Sprawa zabójstwa Anastazji. Greckie media: Banglijczyk szukał i oglądał nagrania z gwałtami
redakcja naTemat
28 czerwca 2023, 20:46·2 minuty czytania
Publikacja artykułu: 28 czerwca 2023, 20:46
Nadal trwa śledztwo ws. zabójstwa 27-letniej Anastazji. Jak donoszą greckie media, gwałt, którego padała ofiarą, mógł być zaplanowany. Podejrzany o zabójstwo Polki Banglijczyk przez kilka miesięcy pobierał i oglądał nagrania z gwałtami.
Reklama.
Reklama.
32-latek z Bangladeszu oglądał dużo pornografii z gwałtami
Grecki serwis informacyjny 24/7 podaje, że wśród dowodów, które laboratorium kryminalistycznemu udało się odzyskać z telefonu komórkowego 32-letniego Salahuddina S. są informacje o wideo, które on pobierał i oglądał.
Obywatel Bangladeszu przez ostatnie sześć miesięcy szukał, pobierał i oglądał filmy pornograficzne, w tym takie, które pokazują gwałty. Portal pisze, że mężczyzna mógł planować scenariusz jak z tych filmów, który ostatecznie wydarzył się w rzeczywistości z 12 na 13 czerwca.
Przypomnijmy: w sprawie Anastazji Rubińskiej 32-latek z Bangladeszu usłyszał do tej pory trzy zarzuty w związku z jej śmiercią. Od samego zatrzymania Salahuddin S. nie przyznaje się jednak do zarzucanych mu czynów. Na 32-latku ciążą zarzuty morderstwa z premedytacją, uprowadzenia i gwałtu.

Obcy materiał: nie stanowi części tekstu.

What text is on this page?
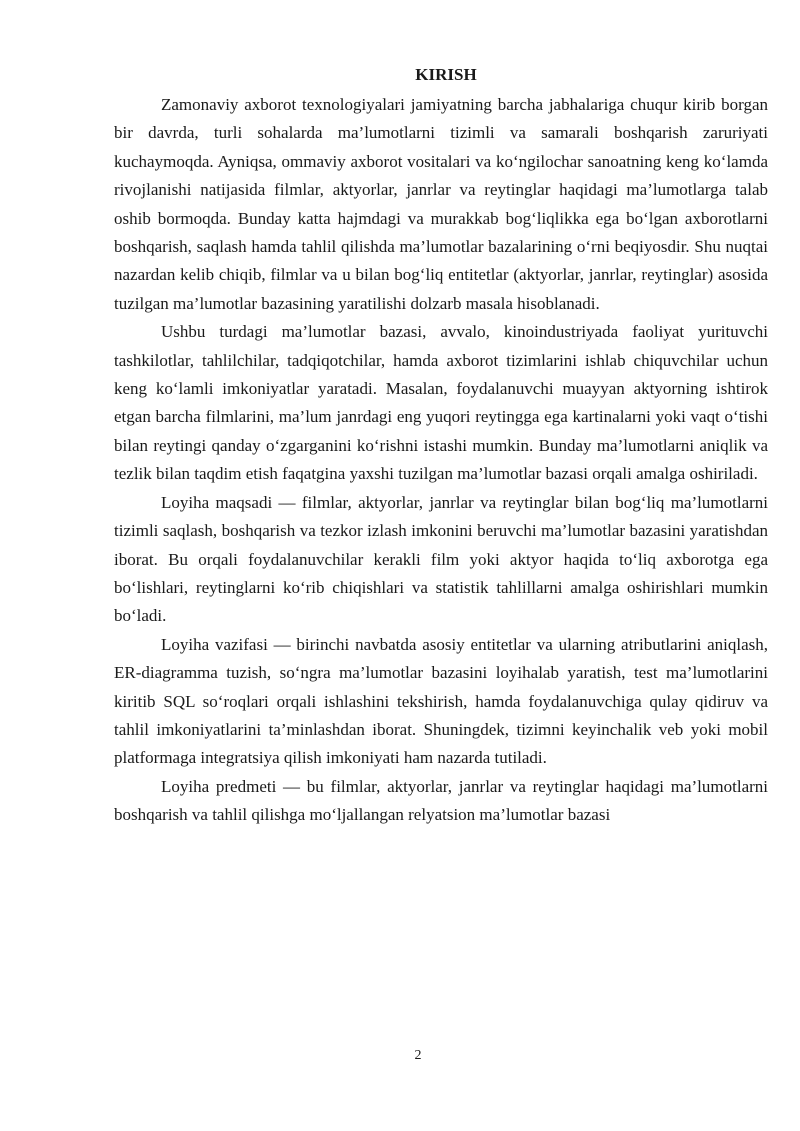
KIRISH

Zamonaviy axborot texnologiyalari jamiyatning barcha jabhalariga chuqur kirib borgan bir davrda, turli sohalarda ma’lumotlarni tizimli va samarali boshqarish zaruriyati kuchaymoqda. Ayniqsa, ommaviy axborot vositalari va ko‘ngilochar sanoatning keng ko‘lamda rivojlanishi natijasida filmlar, aktyorlar, janrlar va reytinglar haqidagi ma’lumotlarga talab oshib bormoqda. Bunday katta hajmdagi va murakkab bog‘liqlikka ega bo‘lgan axborotlarni boshqarish, saqlash hamda tahlil qilishda ma’lumotlar bazalarining o‘rni beqiyosdir. Shu nuqtai nazardan kelib chiqib, filmlar va u bilan bog‘liq entitetlar (aktyorlar, janrlar, reytinglar) asosida tuzilgan ma’lumotlar bazasining yaratilishi dolzarb masala hisoblanadi.

Ushbu turdagi ma’lumotlar bazasi, avvalo, kinoindustriyada faoliyat yurituvchi tashkilotlar, tahlilchilar, tadqiqotchilar, hamda axborot tizimlarini ishlab chiquvchilar uchun keng ko‘lamli imkoniyatlar yaratadi. Masalan, foydalanuvchi muayyan aktyorning ishtirok etgan barcha filmlarini, ma’lum janrdagi eng yuqori reytingga ega kartinalarni yoki vaqt o‘tishi bilan reytingi qanday o‘zgarganini ko‘rishni istashi mumkin. Bunday ma’lumotlarni aniqlik va tezlik bilan taqdim etish faqatgina yaxshi tuzilgan ma’lumotlar bazasi orqali amalga oshiriladi.

Loyiha maqsadi — filmlar, aktyorlar, janrlar va reytinglar bilan bog‘liq ma’lumotlarni tizimli saqlash, boshqarish va tezkor izlash imkonini beruvchi ma’lumotlar bazasini yaratishdan iborat. Bu orqali foydalanuvchilar kerakli film yoki aktyor haqida to‘liq axborotga ega bo‘lishlari, reytinglarni ko‘rib chiqishlari va statistik tahlillarni amalga oshirishlari mumkin bo‘ladi.

Loyiha vazifasi — birinchi navbatda asosiy entitetlar va ularning atributlarini aniqlash, ER-diagramma tuzish, so‘ngra ma’lumotlar bazasini loyihalab yaratish, test ma’lumotlarini kiritib SQL so‘roqlari orqali ishlashini tekshirish, hamda foydalanuvchiga qulay qidiruv va tahlil imkoniyatlarini ta’minlashdan iborat. Shuningdek, tizimni keyinchalik veb yoki mobil platformaga integratsiya qilish imkoniyati ham nazarda tutiladi.

Loyiha predmeti — bu filmlar, aktyorlar, janrlar va reytinglar haqidagi ma’lumotlarni boshqarish va tahlil qilishga mo‘ljallangan relyatsion ma’lumotlar bazasi

2
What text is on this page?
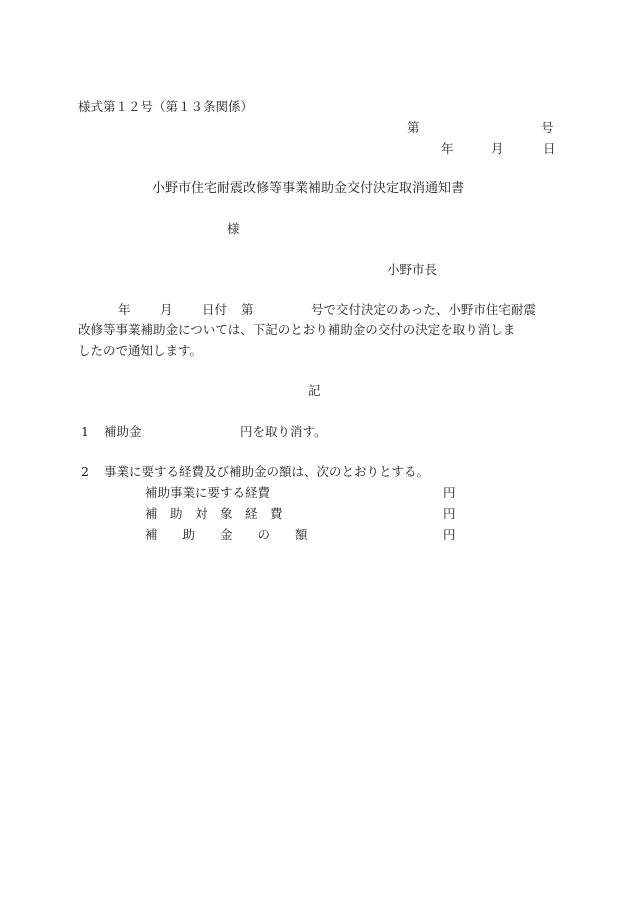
様式第１２号（第１３条関係）
第	号
年	月	日
小野市住宅耐震改修等事業補助金交付決定取消通知書
様
小野市長
年 月 日付 第	号で交付決定のあった、小野市住宅耐震
改修等事業補助金については、下記のとおり補助金の交付の決定を取り消しま
したので通知します。
記
1 補助金	円を取り消す。
2 事業に要する経費及び補助金の額は、次のとおりとする。
補助事業に要する経費	円
補　助　対　象　経　費	円
補　　助　　金　　の　　額	円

Salahuddin S. próbował uciec do Włoch
Co więcej, w domu podejrzanego znaleziono DNA i włosy 27-latki. Ponadto na jego koszuli miały być ślady krwi, a na ciele widoczne zadrapania i ślady walki. Salahuddin S. już po zaginięciu Anastazji kupił bilet do Włoch, jednak został zatrzymany.
W ostatnich dniach pisaliśmy też o ustaleniach Krzysztofa Rutkowskiego, który także działa w sprawie Anastazji. Został on przesłuchany przez wrocławską prokuraturę. W Polsce również toczy się śledztwo w sprawie jej śmierci.
Jak ustalił Krzysztof Rutkowski, o czym mówił "Faktowi", 27-latka dobrowolnie wsiadła na motocykl z Banglijczykiem. Później w ich otoczeniu pojawiło się sześciu mężczyzn. Według słów Rutkowskiego miało wówczas dojść do pewnej wymiany. – Bardziej można mówić tu o aspekcie wymiany osób niż rzeczy – sprecyzował.
– Do jakiej dokładnie wymiany, takiej informacji nie mogę dziś państwu udzielić. Niemniej jednak obywatel Bangladeszu, mieszkający na wyspie Kos, mógł, jak sądzę, prowadzić nawet pewnego rodzaju stręczycielstwo – tłumaczył Krzysztof Rutkowski. Jak powiedział, Banglijczyk chciał zatrudnić się w hotelu, w którym pracowała Polka.